From its original mini-Aladdin’s cave in East London to its four neighbourhood sites today, this fabulous merchant continues to push its ethos of appealing to the novice drinker as much as the seasoned wine buff. To do so, its dynamic and quality-driven team actively seek out highly characterful finds that offer true value and interest, with staff passion, rotating tasting samples and much immersion in the community all adding to the appeal.

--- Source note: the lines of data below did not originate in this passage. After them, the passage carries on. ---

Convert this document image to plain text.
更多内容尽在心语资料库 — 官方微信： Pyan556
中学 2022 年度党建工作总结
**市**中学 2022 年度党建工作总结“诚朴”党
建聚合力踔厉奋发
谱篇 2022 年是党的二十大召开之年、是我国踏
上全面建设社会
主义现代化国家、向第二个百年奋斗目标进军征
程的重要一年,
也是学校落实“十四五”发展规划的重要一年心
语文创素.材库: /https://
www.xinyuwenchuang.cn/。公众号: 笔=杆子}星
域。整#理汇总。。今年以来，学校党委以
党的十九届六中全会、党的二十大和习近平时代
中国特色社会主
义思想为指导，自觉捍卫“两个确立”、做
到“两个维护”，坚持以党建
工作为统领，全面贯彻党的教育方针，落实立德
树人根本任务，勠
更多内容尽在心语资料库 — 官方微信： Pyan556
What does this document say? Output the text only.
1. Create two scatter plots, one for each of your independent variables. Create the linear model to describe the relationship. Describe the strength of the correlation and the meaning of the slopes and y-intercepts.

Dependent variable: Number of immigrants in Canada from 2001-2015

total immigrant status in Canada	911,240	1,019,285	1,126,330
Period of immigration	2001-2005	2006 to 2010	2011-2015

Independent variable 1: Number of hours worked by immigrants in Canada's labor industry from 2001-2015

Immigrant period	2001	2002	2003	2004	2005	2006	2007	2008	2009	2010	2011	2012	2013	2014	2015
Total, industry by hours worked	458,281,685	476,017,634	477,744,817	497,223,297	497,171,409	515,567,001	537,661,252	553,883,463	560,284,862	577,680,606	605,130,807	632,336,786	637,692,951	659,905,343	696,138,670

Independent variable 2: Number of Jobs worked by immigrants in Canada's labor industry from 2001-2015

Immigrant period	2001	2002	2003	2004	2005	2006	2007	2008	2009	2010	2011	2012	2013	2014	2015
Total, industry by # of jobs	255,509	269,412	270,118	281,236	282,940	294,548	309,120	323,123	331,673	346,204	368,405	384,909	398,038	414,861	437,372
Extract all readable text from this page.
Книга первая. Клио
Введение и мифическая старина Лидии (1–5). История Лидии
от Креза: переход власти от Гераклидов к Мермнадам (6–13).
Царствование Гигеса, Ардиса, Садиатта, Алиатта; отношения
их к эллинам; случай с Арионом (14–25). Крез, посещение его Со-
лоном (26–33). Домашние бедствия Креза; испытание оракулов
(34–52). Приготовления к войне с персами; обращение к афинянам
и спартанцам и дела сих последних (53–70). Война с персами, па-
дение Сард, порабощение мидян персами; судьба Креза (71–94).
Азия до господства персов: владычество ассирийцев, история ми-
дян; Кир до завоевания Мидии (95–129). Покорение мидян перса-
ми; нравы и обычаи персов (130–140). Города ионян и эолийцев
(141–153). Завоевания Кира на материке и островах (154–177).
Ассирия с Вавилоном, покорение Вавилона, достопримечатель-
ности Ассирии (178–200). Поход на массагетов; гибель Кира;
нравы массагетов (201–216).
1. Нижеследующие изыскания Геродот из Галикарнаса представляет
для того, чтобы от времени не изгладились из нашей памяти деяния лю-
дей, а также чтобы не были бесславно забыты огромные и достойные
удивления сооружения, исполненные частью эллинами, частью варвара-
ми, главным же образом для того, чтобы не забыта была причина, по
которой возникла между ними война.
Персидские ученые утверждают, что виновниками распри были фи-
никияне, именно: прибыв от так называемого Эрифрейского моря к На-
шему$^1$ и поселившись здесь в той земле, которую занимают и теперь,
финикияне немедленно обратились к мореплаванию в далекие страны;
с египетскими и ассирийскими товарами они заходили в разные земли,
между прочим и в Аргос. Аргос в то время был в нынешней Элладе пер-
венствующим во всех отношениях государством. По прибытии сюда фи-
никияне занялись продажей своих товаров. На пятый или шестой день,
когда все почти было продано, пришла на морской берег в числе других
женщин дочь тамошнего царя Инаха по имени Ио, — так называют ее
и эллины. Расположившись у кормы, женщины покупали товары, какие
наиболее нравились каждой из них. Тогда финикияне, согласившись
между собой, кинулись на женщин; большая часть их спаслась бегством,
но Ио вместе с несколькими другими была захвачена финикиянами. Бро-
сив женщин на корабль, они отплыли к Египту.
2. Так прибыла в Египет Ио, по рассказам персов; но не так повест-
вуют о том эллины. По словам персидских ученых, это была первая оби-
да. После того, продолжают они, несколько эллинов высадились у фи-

Climbing five places is this Leicestershire favourite, offering “wines, beers and spirits with personality” to both retail and wholesale customers. Personality is the keyword here, with its eponymous owner and team packing in so much in terms of events and charitable activities, alongside a bijou wine bar, pop-up initiatives and a growing online presence. And this all feeds in to the passionate but unstuffy approach.


Describing itself as “a small, friendly neighbourhood wine shop in an unfashionable part of west London”, this indie nonetheless makes waves with its off-the-beaten-track selection, rooted in passionate sourcing and buying. Very much embedded in the local community, with a good sustainable ethos to boot, this is a merchant that has also reached out very successfully via social media and online to punch above its size.


Housed in a beautifully restored barn on a farm on the Surrey–Sussex border, this merchant offers the whole indie deal. With a strong ethos of sourcing direct from “classic regions” underpinning the mix of retail and fast ramped-up online sales, plus a highly active wine school and great sustainable ethos, this indie also did much throughout the pandemic to support suppliers and trade customers alike.


Describing themselves as “good people, selling good things to good people, made by good people” with no desire to make “shedloads of cash”, this idiosyncratic Glasgow outfit continues to cut to the heart of what makes a great independent. This translates as tasting, talking, truly listening to the customer, not taking themselves too seriously – except with the quality of the often off-piste wines, beers and spirits they find – while always injecting an element of fun.


As a specialist wine and bottle shop, comprising Enoteca, delicatessen, wine tasting and events space, all housing over 500 artisan wines, specialist beers and premium spirits, plus a counter full of extraordinary cheeses, charcuteries, condiments and chocolates, this Geordie oasis covers all the major necessities for life. During lockdown periods, the slow food/slow wine ethos behind this company was successfully grown through a massively expanded delivery service, a huge drive to boost wine club members, a fully revamped website and many other dynamic initiatives besides.


Ake & Humphris is an enticing family-owned business in Harrogate that majors in artisanal and less-well trodden finds. The dynamic team here, each bringing individual specialist areas of interest, such as South America, Riesling, whisky and craft beer, adapted fast during the pandemic, upping the ante on already strong elements of range, service, themed online tastings and – satisfyingly – sales.